Bea’s large and diverse family could boast that they were the first African American family in the Hallsville/Marshall area to own a car! They were a family full of uniquely talented musicians, barbers, teachers, cooks and seamstresses.
After the tragic loss of her mother at age 10 ½, Beatrice left school to care for the 7 younger siblings while their father worked. She acquired the domestic life skills that would carry her through the rest of her many and varied working careers
To quote Thomas Edison,
“Opportunity is missed by most people because it is dressed in overalls and looks like work”
That was never the case with Beatrice…Opportunity was rarely missed and she was never a woman to shy away from hard work. Beatrice wore many hats growing up. She could butcher a hog, pick cotton, work in the fields, bake a cake, rock a baby and sew a dress- all in a day’s work.
She met and married John L. “Jack” Miles of Kilgore, Texas in April of 1930, (that marriage dissolved in 1949). They lived in a number of towns in the Harrison County area over the years including Hallsville, Marshall, Jefferson, Port Arthur, Philips and Borger to name a few. They had only one son together, John Leonard Miles Jr.
John-L was the light of her life and Bea worked hard to help produce a successful son on every level and assure that he received a proper education. And successful he was! John-L was the first African American student to graduate High School in Borger, TX. He went on to earn a B.A. at Bishop College in Marshall, TX and an MBA at Seattle University (Seattle, WA). He went on to teach and mentor inner-city youth as an administrator for the Seattle Public Schools for over 35 years.
As an adult and well past retirement age, Bea worked for nearly 4 decades for the L.R. “Babe” Spradling family of the Spradling Drilling Co. She was the head of domestic greatness for the Spradling family, overseeing all of the daily domestic operations and helping to raise two generations of their children.
Bea was always very generous and an extremely private woman. She was known to cook all night for her church and community but would refuse to accept recognition. She would rarely, if ever let a photo be taken of her. ( I was thrilled that she agreed to let me take the one above- and that... took months of begging)
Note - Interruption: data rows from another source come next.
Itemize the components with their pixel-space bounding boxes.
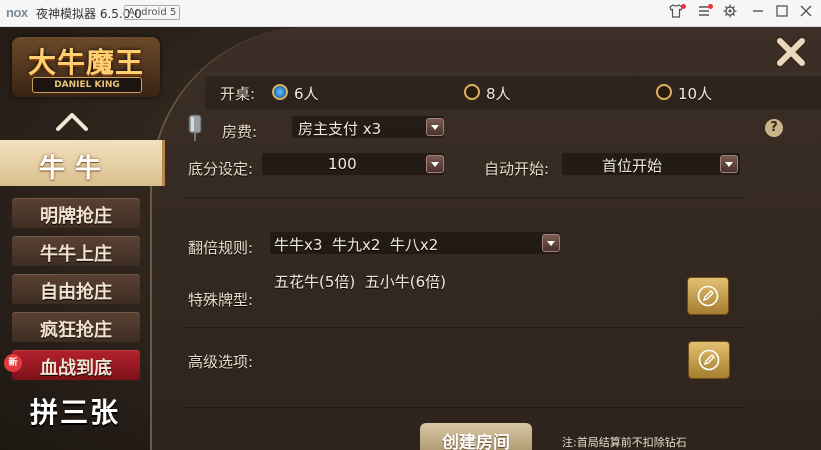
notification-dot xyxy=(708,4,713,9)
menu-item-label: 自由抢庄 xyxy=(40,282,112,303)
autostart-label: 自动开始: xyxy=(484,160,550,178)
autostart-dropdown[interactable]: 首位开始 xyxy=(562,153,740,175)
create-room-label: 创建房间 xyxy=(442,433,510,450)
help-icon[interactable]: ? xyxy=(765,119,783,137)
base-score-dropdown-arrow-icon[interactable] xyxy=(426,155,444,173)
autostart-dropdown-arrow-icon[interactable] xyxy=(720,155,738,173)
menu-item-fengkuang[interactable]: 疯狂抢庄 xyxy=(12,312,140,342)
advanced-edit-button[interactable] xyxy=(688,341,730,379)
menu-item-shangzhuang[interactable]: 牛牛上庄 xyxy=(12,236,140,266)
pencil-icon xyxy=(697,285,719,307)
menu-item-pinsanzhang[interactable]: 拼三张 xyxy=(0,391,150,435)
special-value: 五花牛(5倍) 五小牛(6倍) xyxy=(274,273,447,291)
multiplier-value: 牛牛x3 牛九x2 牛八x2 xyxy=(274,236,439,254)
radio-8-label: 8人 xyxy=(486,85,511,103)
menu-tab-niuniu[interactable]: 牛牛 xyxy=(0,140,165,186)
gear-icon[interactable] xyxy=(722,4,738,20)
scroll-up-chevron-icon[interactable] xyxy=(52,109,92,135)
menu-item-label: 血战到底 xyxy=(40,358,112,379)
minimize-icon[interactable] xyxy=(750,4,766,20)
menu-item-ziyou[interactable]: 自由抢庄 xyxy=(12,274,140,304)
radio-6-players[interactable] xyxy=(272,84,288,100)
new-badge: 新 xyxy=(4,354,22,372)
game-screen: 大牛魔王 DANIEL KING 牛牛 明牌抢庄 牛牛上庄 自由抢庄 疯狂抢庄 … xyxy=(0,27,821,450)
radio-6-label: 6人 xyxy=(294,85,319,103)
menu-item-xuezhan[interactable]: 血战到底 xyxy=(12,350,140,380)
logo-title: 大牛魔王 xyxy=(27,46,144,79)
divider xyxy=(183,197,743,199)
create-room-button[interactable]: 创建房间 xyxy=(420,423,532,450)
menu-item-label: 明牌抢庄 xyxy=(40,206,112,227)
close-icon[interactable] xyxy=(774,35,808,69)
base-score-value: 100 xyxy=(328,155,357,173)
base-score-label: 底分设定: xyxy=(188,160,254,178)
pencil-icon xyxy=(698,349,720,371)
game-logo: 大牛魔王 DANIEL KING xyxy=(12,37,160,101)
divider xyxy=(183,407,743,409)
special-edit-button[interactable] xyxy=(687,277,729,315)
notification-dot xyxy=(681,4,686,9)
fee-label: 房费: xyxy=(222,123,258,141)
advanced-label: 高级选项: xyxy=(188,353,254,371)
autostart-value: 首位开始 xyxy=(602,157,663,175)
android-version-badge: Android 5 xyxy=(124,5,181,20)
radio-10-label: 10人 xyxy=(678,85,713,103)
diamond-note: 注:首局结算前不扣除钻石 xyxy=(562,436,687,449)
base-score-dropdown[interactable]: 100 xyxy=(262,153,444,175)
divider xyxy=(183,327,743,329)
pin-icon xyxy=(186,113,204,143)
menu-tab-label: 牛牛 xyxy=(38,154,111,184)
special-label: 特殊牌型: xyxy=(188,291,254,309)
fee-dropdown-arrow-icon[interactable] xyxy=(426,118,444,136)
radio-10-players[interactable] xyxy=(656,84,672,100)
multiplier-label: 翻倍规则: xyxy=(188,239,254,257)
close-window-icon[interactable] xyxy=(798,4,814,20)
menu-item-label: 牛牛上庄 xyxy=(40,244,112,265)
fee-value: 房主支付 x3 xyxy=(298,120,382,138)
menu-item-mingpai[interactable]: 明牌抢庄 xyxy=(12,198,140,228)
emulator-titlebar: nox 夜神模拟器 6.5.0.0 Android 5 xyxy=(0,0,821,27)
fee-dropdown[interactable]: 房主支付 x3 xyxy=(292,116,444,138)
menu-item-label: 疯狂抢庄 xyxy=(40,320,112,341)
radio-8-players[interactable] xyxy=(464,84,480,100)
multiplier-dropdown-arrow-icon[interactable] xyxy=(542,234,560,252)
multiplier-dropdown[interactable]: 牛牛x3 牛九x2 牛八x2 xyxy=(270,232,560,254)
players-label: 开桌: xyxy=(220,85,256,103)
maximize-icon[interactable] xyxy=(774,4,790,20)
logo-subtitle: DANIEL KING xyxy=(32,77,142,93)
nox-logo: nox xyxy=(6,5,28,20)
Bea managed to create admirable success on little more than life skills and a 3rd grade education. She has always been an inspiration to those around her.
Bea was known to say, “It’s not how much you make or have in life - it’s how you manage it.”
She moved to Bellevue, WA in May of 2000 to be closer to her only son John-L and his family.
Bea is survived by her daughter-in-law Estella Miles, Grandsons John L. Miles III and Ronald G. Miles, Granddaughter Wanda E Miles, Great-Granddaughters Onika, Kendyl, Gabrielle and Kiana Miles all of the Greater Seattle area.
Bea’s storytelling and her famous sweet potato pies will be greatly missed.